Pour en revenir aux Balkans et au Kosovo, on voudrait souhaiter que les maîtres du jeu, les Américains en l’occurrence, aient toujours à l’esprit ces erreurs tragiques que nous venons de rappeler dans cette brève parenthèse sur le sort de la Palestine.
Ce n’est pas seulement parce que, dans les deux cas, Kosovo et Palestine, il y a un immense problème de réfugiés mais, aussi, parce que, dans les deux cas, il y a un recours à une mythologie religieuse: promesse biblique pour la Palestine, foyer religieux historique au Kosovo pour les Serbes; souvenir de la défaite de Massada devant les Romains, pour les uns; souvenir de la défaite de 1389 devant les Turcs, pour les autres.

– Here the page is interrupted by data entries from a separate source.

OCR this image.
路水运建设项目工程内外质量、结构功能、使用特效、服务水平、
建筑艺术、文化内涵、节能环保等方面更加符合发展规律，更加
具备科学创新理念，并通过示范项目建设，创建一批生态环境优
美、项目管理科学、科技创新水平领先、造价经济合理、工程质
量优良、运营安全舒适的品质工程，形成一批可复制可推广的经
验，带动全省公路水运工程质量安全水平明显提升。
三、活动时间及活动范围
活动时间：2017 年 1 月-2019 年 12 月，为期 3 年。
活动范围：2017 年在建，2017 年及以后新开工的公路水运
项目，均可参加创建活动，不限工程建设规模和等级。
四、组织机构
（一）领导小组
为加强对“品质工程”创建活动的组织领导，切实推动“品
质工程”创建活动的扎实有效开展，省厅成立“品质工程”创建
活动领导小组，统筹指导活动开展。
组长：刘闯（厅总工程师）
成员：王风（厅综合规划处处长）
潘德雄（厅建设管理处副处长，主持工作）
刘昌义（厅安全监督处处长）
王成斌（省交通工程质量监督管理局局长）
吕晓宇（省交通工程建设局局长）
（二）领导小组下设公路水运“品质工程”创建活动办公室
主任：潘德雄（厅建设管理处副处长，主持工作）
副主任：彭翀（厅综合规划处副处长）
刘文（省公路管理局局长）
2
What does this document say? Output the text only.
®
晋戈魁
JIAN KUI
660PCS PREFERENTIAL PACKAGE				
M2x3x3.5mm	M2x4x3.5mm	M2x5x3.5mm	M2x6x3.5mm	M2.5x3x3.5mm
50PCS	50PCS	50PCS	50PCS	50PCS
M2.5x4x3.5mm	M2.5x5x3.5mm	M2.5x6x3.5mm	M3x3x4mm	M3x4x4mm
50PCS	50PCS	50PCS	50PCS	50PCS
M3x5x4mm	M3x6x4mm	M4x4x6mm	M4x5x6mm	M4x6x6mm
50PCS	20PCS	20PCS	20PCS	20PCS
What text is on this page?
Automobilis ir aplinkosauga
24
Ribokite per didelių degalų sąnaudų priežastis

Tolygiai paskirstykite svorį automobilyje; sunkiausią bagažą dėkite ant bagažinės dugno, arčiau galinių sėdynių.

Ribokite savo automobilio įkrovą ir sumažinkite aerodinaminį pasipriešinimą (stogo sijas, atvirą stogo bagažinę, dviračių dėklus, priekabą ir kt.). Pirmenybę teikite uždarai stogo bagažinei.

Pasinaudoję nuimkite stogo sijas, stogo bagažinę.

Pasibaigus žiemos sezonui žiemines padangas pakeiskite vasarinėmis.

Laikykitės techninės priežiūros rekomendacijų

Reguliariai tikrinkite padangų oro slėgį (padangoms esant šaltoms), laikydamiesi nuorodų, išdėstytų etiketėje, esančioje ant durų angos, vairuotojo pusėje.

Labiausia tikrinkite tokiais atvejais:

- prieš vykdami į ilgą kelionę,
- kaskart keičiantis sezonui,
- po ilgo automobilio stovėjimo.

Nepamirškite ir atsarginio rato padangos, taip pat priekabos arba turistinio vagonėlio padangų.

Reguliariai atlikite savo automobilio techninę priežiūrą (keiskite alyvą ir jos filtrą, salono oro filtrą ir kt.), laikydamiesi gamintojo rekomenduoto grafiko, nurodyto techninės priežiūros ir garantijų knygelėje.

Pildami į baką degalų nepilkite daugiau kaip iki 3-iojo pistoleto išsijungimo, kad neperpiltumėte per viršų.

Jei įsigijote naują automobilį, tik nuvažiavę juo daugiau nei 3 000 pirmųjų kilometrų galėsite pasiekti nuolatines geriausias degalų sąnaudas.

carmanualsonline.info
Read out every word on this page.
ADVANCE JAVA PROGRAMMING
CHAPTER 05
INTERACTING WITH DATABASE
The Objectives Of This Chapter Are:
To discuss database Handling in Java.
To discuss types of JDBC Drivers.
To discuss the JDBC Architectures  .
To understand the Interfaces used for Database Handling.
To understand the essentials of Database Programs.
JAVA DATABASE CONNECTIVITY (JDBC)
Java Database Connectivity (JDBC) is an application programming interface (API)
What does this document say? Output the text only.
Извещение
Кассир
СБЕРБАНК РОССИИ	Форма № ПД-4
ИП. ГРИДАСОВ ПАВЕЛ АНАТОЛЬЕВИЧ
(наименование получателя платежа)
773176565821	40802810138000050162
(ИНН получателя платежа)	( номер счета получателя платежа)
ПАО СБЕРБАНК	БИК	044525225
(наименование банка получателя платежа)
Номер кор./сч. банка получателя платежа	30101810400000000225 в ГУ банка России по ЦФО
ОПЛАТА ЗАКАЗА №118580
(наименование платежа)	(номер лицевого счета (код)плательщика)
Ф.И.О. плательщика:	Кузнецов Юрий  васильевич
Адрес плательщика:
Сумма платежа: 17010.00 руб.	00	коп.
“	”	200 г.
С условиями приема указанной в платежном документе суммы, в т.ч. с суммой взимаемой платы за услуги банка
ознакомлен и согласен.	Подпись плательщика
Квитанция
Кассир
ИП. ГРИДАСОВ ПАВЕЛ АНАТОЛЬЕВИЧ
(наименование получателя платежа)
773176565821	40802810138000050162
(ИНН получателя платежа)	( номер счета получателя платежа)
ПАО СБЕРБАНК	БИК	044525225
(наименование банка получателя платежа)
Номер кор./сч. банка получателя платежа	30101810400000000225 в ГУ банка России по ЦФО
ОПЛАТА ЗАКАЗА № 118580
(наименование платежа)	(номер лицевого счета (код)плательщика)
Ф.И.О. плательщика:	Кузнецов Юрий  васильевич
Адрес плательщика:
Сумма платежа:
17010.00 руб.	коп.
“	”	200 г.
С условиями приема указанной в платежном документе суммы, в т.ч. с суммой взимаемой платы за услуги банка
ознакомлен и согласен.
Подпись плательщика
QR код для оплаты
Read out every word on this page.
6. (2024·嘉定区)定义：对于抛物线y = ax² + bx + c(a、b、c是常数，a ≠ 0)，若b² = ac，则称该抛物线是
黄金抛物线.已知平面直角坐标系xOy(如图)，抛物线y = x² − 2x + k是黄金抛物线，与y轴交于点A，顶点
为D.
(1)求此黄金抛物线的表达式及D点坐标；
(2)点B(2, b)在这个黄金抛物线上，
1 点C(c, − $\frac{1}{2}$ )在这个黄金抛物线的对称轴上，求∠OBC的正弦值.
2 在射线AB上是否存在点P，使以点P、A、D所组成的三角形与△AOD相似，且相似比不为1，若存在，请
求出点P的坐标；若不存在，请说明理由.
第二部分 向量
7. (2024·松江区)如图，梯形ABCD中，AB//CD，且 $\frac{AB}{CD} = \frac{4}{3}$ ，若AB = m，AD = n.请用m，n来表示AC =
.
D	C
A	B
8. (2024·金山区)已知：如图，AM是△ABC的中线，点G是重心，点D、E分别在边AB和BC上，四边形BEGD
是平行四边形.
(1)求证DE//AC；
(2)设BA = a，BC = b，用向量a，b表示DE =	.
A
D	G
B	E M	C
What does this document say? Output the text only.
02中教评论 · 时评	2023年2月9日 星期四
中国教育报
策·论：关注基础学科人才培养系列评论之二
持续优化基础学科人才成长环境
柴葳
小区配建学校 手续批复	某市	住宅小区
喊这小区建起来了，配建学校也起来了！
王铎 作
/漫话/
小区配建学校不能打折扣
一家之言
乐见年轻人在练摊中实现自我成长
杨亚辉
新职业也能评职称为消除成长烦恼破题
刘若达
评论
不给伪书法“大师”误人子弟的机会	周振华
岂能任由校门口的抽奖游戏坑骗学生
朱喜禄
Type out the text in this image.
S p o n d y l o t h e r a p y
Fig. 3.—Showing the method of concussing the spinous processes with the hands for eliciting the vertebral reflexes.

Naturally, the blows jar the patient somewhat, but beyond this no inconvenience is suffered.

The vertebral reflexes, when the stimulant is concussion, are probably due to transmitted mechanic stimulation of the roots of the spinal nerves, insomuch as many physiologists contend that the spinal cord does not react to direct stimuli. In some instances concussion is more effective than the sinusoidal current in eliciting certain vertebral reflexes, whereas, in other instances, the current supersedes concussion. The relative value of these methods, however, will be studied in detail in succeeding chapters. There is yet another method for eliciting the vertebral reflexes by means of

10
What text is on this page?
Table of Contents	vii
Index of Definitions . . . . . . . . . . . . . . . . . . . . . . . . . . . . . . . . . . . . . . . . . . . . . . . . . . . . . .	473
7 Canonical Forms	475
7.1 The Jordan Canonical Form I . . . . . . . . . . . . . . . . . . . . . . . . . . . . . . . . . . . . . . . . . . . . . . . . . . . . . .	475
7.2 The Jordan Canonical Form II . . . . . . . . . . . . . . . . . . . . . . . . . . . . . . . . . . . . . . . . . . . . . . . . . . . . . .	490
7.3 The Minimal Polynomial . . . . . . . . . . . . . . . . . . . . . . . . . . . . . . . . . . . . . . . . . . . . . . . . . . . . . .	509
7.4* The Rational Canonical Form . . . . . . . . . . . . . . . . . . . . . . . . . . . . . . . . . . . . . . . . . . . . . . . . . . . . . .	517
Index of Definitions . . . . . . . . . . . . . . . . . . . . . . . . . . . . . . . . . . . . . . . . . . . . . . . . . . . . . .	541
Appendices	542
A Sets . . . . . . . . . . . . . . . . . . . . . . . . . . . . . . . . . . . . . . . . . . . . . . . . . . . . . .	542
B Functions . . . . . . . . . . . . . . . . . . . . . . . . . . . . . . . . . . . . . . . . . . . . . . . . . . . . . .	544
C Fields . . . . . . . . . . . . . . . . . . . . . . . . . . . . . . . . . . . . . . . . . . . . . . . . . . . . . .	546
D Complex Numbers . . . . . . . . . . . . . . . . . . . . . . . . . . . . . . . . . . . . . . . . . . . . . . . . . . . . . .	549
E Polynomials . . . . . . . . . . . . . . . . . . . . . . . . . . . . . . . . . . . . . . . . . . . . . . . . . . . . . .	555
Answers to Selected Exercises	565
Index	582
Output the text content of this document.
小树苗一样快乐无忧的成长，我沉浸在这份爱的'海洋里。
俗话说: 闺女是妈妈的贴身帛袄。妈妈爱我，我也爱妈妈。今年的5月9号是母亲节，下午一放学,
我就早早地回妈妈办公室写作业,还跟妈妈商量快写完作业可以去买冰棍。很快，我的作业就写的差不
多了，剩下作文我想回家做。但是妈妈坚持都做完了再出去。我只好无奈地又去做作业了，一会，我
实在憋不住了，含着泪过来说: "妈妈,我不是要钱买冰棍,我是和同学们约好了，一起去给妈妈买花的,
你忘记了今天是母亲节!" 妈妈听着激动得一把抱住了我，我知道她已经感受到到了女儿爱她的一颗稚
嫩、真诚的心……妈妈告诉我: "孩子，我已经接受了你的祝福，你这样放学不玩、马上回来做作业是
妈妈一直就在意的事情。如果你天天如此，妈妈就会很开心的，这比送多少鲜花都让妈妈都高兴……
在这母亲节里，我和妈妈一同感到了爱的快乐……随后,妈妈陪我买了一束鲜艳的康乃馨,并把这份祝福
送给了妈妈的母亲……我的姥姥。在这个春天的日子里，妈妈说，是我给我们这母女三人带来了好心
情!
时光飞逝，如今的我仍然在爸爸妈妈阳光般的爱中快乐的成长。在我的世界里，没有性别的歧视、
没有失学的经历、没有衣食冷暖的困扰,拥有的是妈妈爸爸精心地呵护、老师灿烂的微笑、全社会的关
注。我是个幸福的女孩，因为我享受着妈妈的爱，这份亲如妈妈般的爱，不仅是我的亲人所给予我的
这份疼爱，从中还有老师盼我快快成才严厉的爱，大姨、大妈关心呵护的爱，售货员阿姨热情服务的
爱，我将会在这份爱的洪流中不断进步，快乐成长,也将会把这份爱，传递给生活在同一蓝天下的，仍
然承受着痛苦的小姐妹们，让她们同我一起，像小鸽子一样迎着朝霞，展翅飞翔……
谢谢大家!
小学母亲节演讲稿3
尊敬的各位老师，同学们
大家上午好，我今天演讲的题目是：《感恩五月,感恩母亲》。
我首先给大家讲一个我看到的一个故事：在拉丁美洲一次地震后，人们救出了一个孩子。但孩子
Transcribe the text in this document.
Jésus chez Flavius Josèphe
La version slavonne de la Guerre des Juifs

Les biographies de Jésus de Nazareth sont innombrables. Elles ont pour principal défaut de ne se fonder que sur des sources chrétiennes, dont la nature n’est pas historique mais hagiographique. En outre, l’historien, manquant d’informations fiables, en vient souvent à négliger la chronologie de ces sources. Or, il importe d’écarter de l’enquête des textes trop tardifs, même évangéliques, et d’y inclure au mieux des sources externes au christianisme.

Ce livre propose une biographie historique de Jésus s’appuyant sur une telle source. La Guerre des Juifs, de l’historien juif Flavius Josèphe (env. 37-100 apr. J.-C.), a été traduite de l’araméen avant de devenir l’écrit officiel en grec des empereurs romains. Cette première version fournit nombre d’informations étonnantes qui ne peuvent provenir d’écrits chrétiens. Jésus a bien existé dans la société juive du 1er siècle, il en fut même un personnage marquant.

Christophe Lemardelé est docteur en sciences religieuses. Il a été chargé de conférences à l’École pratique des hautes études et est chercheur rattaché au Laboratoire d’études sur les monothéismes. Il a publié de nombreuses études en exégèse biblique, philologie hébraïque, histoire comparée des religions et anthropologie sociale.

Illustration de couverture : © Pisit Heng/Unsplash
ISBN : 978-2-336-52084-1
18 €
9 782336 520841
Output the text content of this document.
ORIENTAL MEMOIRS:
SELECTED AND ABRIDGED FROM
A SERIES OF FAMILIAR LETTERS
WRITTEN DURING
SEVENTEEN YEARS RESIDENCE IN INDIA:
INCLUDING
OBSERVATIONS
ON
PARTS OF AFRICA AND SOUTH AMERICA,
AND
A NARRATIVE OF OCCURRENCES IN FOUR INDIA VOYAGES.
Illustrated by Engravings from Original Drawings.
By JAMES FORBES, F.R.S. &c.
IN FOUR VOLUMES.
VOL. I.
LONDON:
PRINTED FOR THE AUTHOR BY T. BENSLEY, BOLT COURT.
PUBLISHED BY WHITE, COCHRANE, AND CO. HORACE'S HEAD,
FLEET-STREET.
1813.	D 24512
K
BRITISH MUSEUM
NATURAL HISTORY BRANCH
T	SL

Les mélanges de populations dans des Etats pauvres et mal structurés rendent, dans les Balkans, la situation encore plus dangereuse qu’en Orient. Serbes et Juifs veulent refaire l’Histoire, mais est-ce qu’on peut refaire l’Histoire?
Les puissances européennes qui ont une expérience historique des Balkans et du Proche-Orient où elles sont directement concernées, devraient avoir des vues plus justes, plus humaines que la lointaine Amérique.
Mais l’Amérique a des bombardiers “furtifs” et des “apaches”. Hélas!